What particularly saddens him, Brooks says, is that the cancellation of "Taxi" was announced after the season's last episode had already been filmed: "We have a need to be able to end. They denied us a last show. They took the final bow away from the actors." The reruns start tonight. Brooks says "Taxi" might continue in "three or four shows a year" for cable TV. There is the possibility that the show's spectacularly likable cast will be reunited this Saturday night on NBC, when "Taxi" regular Danny De Vito hosts "Saturday Night Live." One can hope they will tell ABC what ABC already knows; that it has no class and, apparently, no sense of decency, either.

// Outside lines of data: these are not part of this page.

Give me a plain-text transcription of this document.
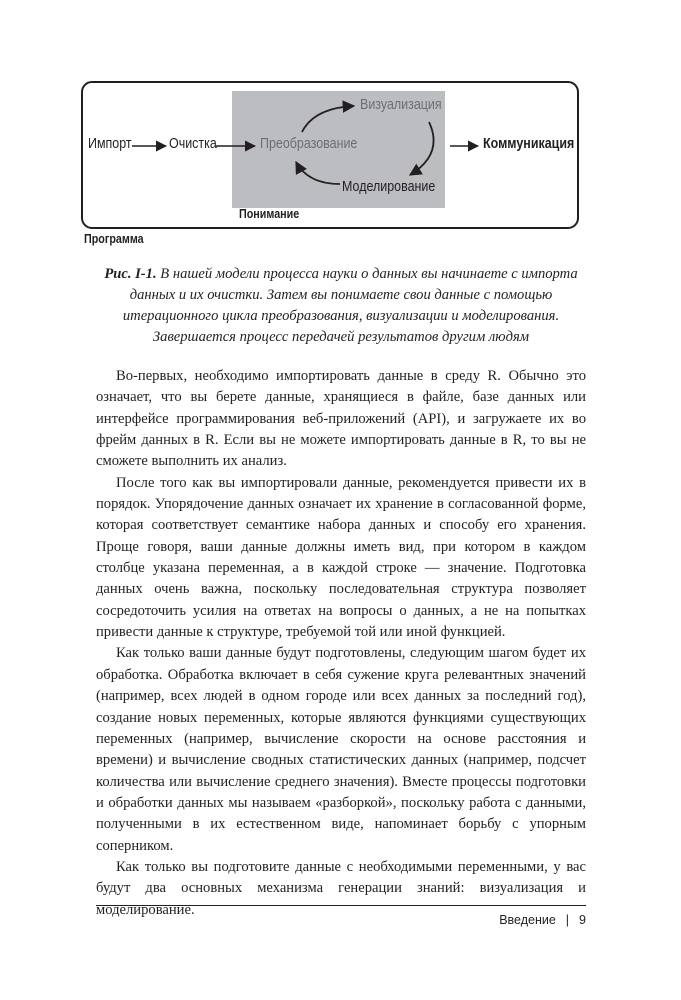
Импорт	Очистка	Преобразование
Визуализация
Моделирование
Коммуникация
Понимание
Программа
Рис. I-1. В нашей модели процесса науки о данных вы начинаете с импорта данных и их очистки. Затем вы понимаете свои данные с помощью итерационного цикла преобразования, визуализации и моделирования. Завершается процесс передачей результатов другим людям

Во-первых, необходимо импортировать данные в среду R. Обычно это означает, что вы берете данные, хранящиеся в файле, базе данных или интерфейсе программирования веб-приложений (API), и загружаете их во фрейм данных в R. Если вы не можете импортировать данные в R, то вы не сможете выполнить их анализ.

После того как вы импортировали данные, рекомендуется привести их в порядок. Упорядочение данных означает их хранение в согласованной форме, которая соответствует семантике набора данных и способу его хранения. Проще говоря, ваши данные должны иметь вид, при котором в каждом столбце указана переменная, а в каждой строке — значение. Подготовка данных очень важна, поскольку последовательная структура позволяет сосредоточить усилия на ответах на вопросы о данных, а не на попытках привести данные к структуре, требуемой той или иной функцией.

Как только ваши данные будут подготовлены, следующим шагом будет их обработка. Обработка включает в себя сужение круга релевантных значений (например, всех людей в одном городе или всех данных за последний год), создание новых переменных, которые являются функциями существующих переменных (например, вычисление скорости на основе расстояния и времени) и вычисление сводных статистических данных (например, подсчет количества или вычисление среднего значения). Вместе процессы подготовки и обработки данных мы называем «разборкой», поскольку работа с данными, полученными в их естественном виде, напоминает борьбу с упорным соперником.

Как только вы подготовите данные с необходимыми переменными, у вас будут два основных механизма генерации знаний: визуализация и моделирование.

Введение | 9
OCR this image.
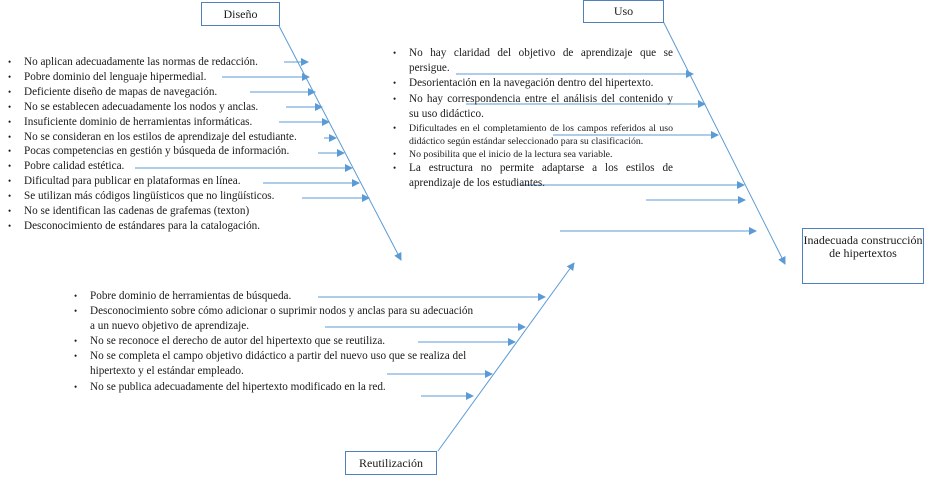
Diseño	Uso
Reutilización
Inadecuada construcción de hipertextos
• No aplican adecuadamente las normas de redacción.
• Pobre dominio del lenguaje hipermedial.
• Deficiente diseño de mapas de navegación.
• No se establecen adecuadamente los nodos y anclas.
• Insuficiente dominio de herramientas informáticas.
• No se consideran en los estilos de aprendizaje del estudiante.
• Pocas competencias en gestión y búsqueda de información.
• Pobre calidad estética.
• Dificultad para publicar en plataformas en línea.
• Se utilizan más códigos lingüísticos que no lingüísticos.
• No se identifican las cadenas de grafemas (texton)
• Desconocimiento de estándares para la catalogación.
• No hay claridad del objetivo de aprendizaje que se persigue.
• Desorientación en la navegación dentro del hipertexto.
• No hay correspondencia entre el análisis del contenido y su uso didáctico.
• Dificultades en el completamiento de los campos referidos al uso didáctico según estándar seleccionado para su clasificación.
• No posibilita que el inicio de la lectura sea variable.
• La estructura no permite adaptarse a los estilos de aprendizaje de los estudiantes.
• Pobre dominio de herramientas de búsqueda.
• Desconocimiento sobre cómo adicionar o suprimir nodos y anclas para su adecuación a un nuevo objetivo de aprendizaje.
• No se reconoce el derecho de autor del hipertexto que se reutiliza.
• No se completa el campo objetivo didáctico a partir del nuevo uso que se realiza del hipertexto y el estándar empleado.
• No se publica adecuadamente del hipertexto modificado en la red.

"We had the best group of actors and writers in television right now assembled in one tight group," Brooks says. "Nobody would have been mad at ABC for renewing 'Taxi.' ABC would not lose any rating points renewing 'Taxi.' The network wouldn't lose any money renewing 'Taxi.' There's never been in broadcasting history that I know of a show that's won the Emmy each year it's been on that was canceled.

"We heard the talk about possible cancellation, but we thought it was undo-able. We just thought it was undo-able." And yet, it was done. At ABC, they're working overtime to try to make television Even Worse.

In its third season ABC moved Taxi from beneath Three's Company's protective wing to a more competitive Wednesday night slot; the ratings plummeted and Taxi finished the next two years in 53rd place. ABC canceled the show in early 1982 as part of a larger network push away from "quality" and toward the Aaron Spelling-produced popular fare of Dynasty and The Love Boat. HBO bid for the show (https://www.mentalfloss.com/article/69425/15-behind-scenes-facts-about-taxi), looking for it to become the first ongoing sitcom for the pay channel, but lost out to NBC (https://www.nytimes.com/1982/05/22/arts/taxi-dropped-by-abc-picked-up-by-nbc.html), which scheduled the series for the 1982-83 season (https://bronwynjoan.com/blog/2011/04/18/classic-snl-review-may-15-1982-danny-devito-sparks-s07e19). Ironically, this reunited the show's executive producers with their former boss Tinker (https://www.insider.com/beloved-tv-shows-that-couldnt-be-saved-2019-6#taxi-got-paired-with-another-iconic-show-on-nbc-8), who had taken over NBC. Tinker's reign at NBC was focused, not surprisingly, on "quality" programming which he hoped would attract viewers to the perennially last-place network. Taxi (https://www.newspapers.com/clip/67628207/taxi-season-five/) was partnered with a very compatible show on Thursday night--Cheers, created by Taxi veterans Charles, Burrows, and Charles. Although this line-up featured some of the great programs in television history--the comedies were sandwiched by dramas Fame and Hill St. Blues--the ratings (https://www.hollywoodreporter.com/tv/tv-news/taxi-turns-40-a-wild-ride-down-memory-lane-cast-creators-1139168/) were dreadful and Taxi finished the season in 73rd place. NBC was willing to stick by Cheers for another chance, but felt Taxi had run its course and canceled it at the end of the season. Had Taxi been given another year or two, it would have been part of one of the most successful nights on television, featuring The Cosby Show (co-created by Taxi creator Weinberger), Family Ties, Hill St. Blues, L.A. Law, and eventual powerhouse Cheers.

Adamantium
07-14-2021, 07:23 AM
Ultimately, I'd say it was the network's fault. They could have let the writers and actors know they weren't picking the show up for a sixth season in time for them to make a proper finale. I don't blame NBC for cancelling the series as much as I do for them not giving the Taxi writers time to write a finale.

TVFactFan
07-14-2021, 11:14 PM
The show wasnt long running so it didnt need a final episode

DEH55
07-17-2021, 11:52 AM
I read that Danny Devito found out Taxi was canceled while he was away filming Terms of Endearment after the season had ended.